Several citizens had similar opinions, that the ordinance was excessive. Dan Cook said he was behind the part of the ordinance that addressed vicious animals but opposed to the rest of it.

“This is so ridiculous. If I turn my cat out, I have to be walking my cat on a leash. Wouldn’t I be a pretty sight out walking my cat on a leash?” Cook said. “If I’d wanted to live in New York City, I would have moved to New York City, not Dadeville.”

He wasn’t the only one who indicated the ordinance was too detailed for Dadeville.

“This isn’t Atlanta, Birmingham or Montgomery – this is Dadeville,” said Rex Young.

“Incorporating this as it is written is excessive in Dadeville,” said Renatta Rives. “Now if you want to go to Montgomery or Birmingham or Atlanta, this might be lovely. But this is Dadeville.”

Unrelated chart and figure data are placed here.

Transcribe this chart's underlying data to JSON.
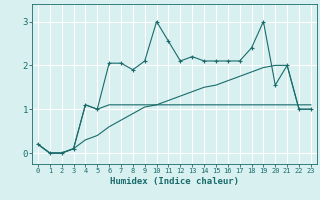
{
  "xlabel": "Humidex (Indice chaleur)",
  "background_color": "#d8f0f0",
  "grid_color": "#ffffff",
  "line_color": "#1a6b6b",
  "x_values": [
    0,
    1,
    2,
    3,
    4,
    5,
    6,
    7,
    8,
    9,
    10,
    11,
    12,
    13,
    14,
    15,
    16,
    17,
    18,
    19,
    20,
    21,
    22,
    23
  ],
  "humidex_curve": [
    0.2,
    0.0,
    0.0,
    0.1,
    1.1,
    1.0,
    2.05,
    2.05,
    1.9,
    2.1,
    3.0,
    2.55,
    2.1,
    2.2,
    2.1,
    2.1,
    2.1,
    2.1,
    2.4,
    3.0,
    1.55,
    2.0,
    1.0,
    1.0
  ],
  "line2": [
    0.2,
    0.0,
    0.0,
    0.1,
    1.1,
    1.0,
    1.1,
    1.1,
    1.1,
    1.1,
    1.1,
    1.1,
    1.1,
    1.1,
    1.1,
    1.1,
    1.1,
    1.1,
    1.1,
    1.1,
    1.1,
    1.1,
    1.1,
    1.1
  ],
  "line3": [
    0.2,
    0.0,
    0.0,
    0.1,
    0.3,
    0.4,
    0.6,
    0.75,
    0.9,
    1.05,
    1.1,
    1.2,
    1.3,
    1.4,
    1.5,
    1.55,
    1.65,
    1.75,
    1.85,
    1.95,
    2.0,
    2.0,
    1.0,
    1.0
  ],
  "ylim": [
    -0.25,
    3.4
  ],
  "xlim": [
    -0.5,
    23.5
  ],
  "yticks": [
    0,
    1,
    2,
    3
  ],
  "xticks": [
    0,
    1,
    2,
    3,
    4,
    5,
    6,
    7,
    8,
    9,
    10,
    11,
    12,
    13,
    14,
    15,
    16,
    17,
    18,
    19,
    20,
    21,
    22,
    23
  ]
}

Amidst a barrage of criticism that the ordinance was too long, too strict and overly detailed, city attorney Robin Reynolds offered his input.

“This ordinance was not intended to be passed as it was written,” Reynolds said. “It was written as a comprehensive ordinance to be pared down.”

Several citizens shared stories of walking with golf clubs, sticks and stones to protect themselves against potential attacks. The ordinance largely came under discussion after issues brought up by Richard Jarrell, whose dog was attacked by a pack of pitbulls when he was out walking.

“You are elected to make the tough decisions and accomplish the tough tasks,” Jarrell said to the council. “I challenge you to find a solution to this problem that will work – not a perfect solution, but some solution. I want to congratulate you on having the courage to come this far.”

Although several who attended the meeting wanted an ordinance that was directed specifically toward vicious dogs – and not toward pets that haven’t been a problem – other citizens said that wasn’t enough.

“I want to tell you nice folks that have these real nice dogs that are not a problem: For the last four years, I have had anywhere from five to nine dogs at a time in a pack early in the morning and late at night bunching my cows up – and I can attribute at least one death of an animal to it – right here in the city limits,” said Raphord Farrington. “And these dogs all have collars and tags on. They are your dogs that sleep on the porch all day, but they get to running together at night in packs.”

Councilman Frank Goodman said the council had a lot to consider following the hearing.

“There was some good things said out there, but then there was some negativity,” Goodman said. “I’m just hoping we will get it narrowed down and come to a solution on this … and I’m just hoping it will please most people.”